Effect of pressing routes on the microstructure and strength in equal channel angular pressing of Cu-3.75Ag

Abstract

The combined effects of thermo-mechanical treatment and equal channel angular pressing (ECAP) on the strength and microstructure of Cu-3.75Ag were studied. The strength of Cu-3.75Ag at 1% strain after eight passes of ECAP with two intermediate heat treatments reached 758 MPa and 849 MPa in route A and route Bc respectively. The hardness increased upon heat-treatment in route Bc, in contrast to the drop of the hardness in route A, suggesting that the hardening caused by re-precipitation is more active due to more effective dissolution of second-phase particles in route Bc.
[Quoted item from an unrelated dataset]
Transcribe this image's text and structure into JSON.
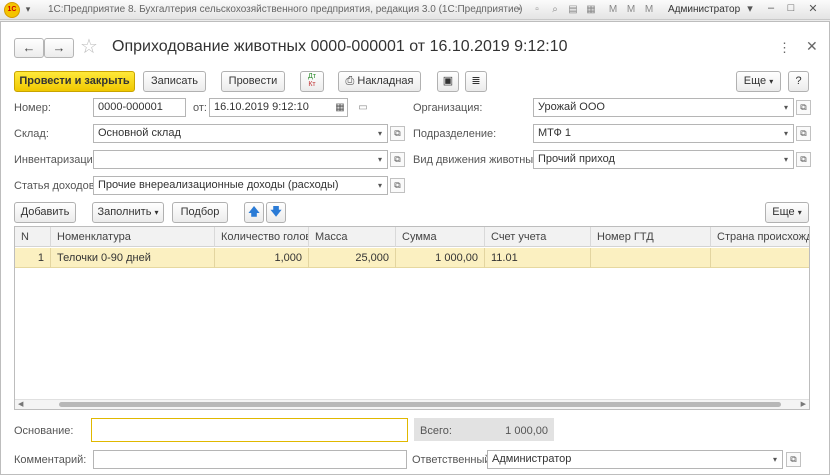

The flow stress increased more rapidly with intermediate heat treatments and reached 842 MPa after 8 passes, greater than that (791 MPa) without intermeadiate heat treatment in route Bc. The more rapid increase of strength/hardness and the attainment of higher hardness/strength after intermediate heat treatment are likely to be attributed to the formation of more stable wall structure and rearrangement of solute atoms/precipitates. The spacing between precipitates in Cu-3.75Ag ECAPed for 4 pass in route Bc was measured to be approximately 12.5 nm, which is close to the calculated activated length (12.8 nm). The most probable rate controlling mechanism of Cu-3.75 Ag is suggested to be the interaction between dislocations and precipitates.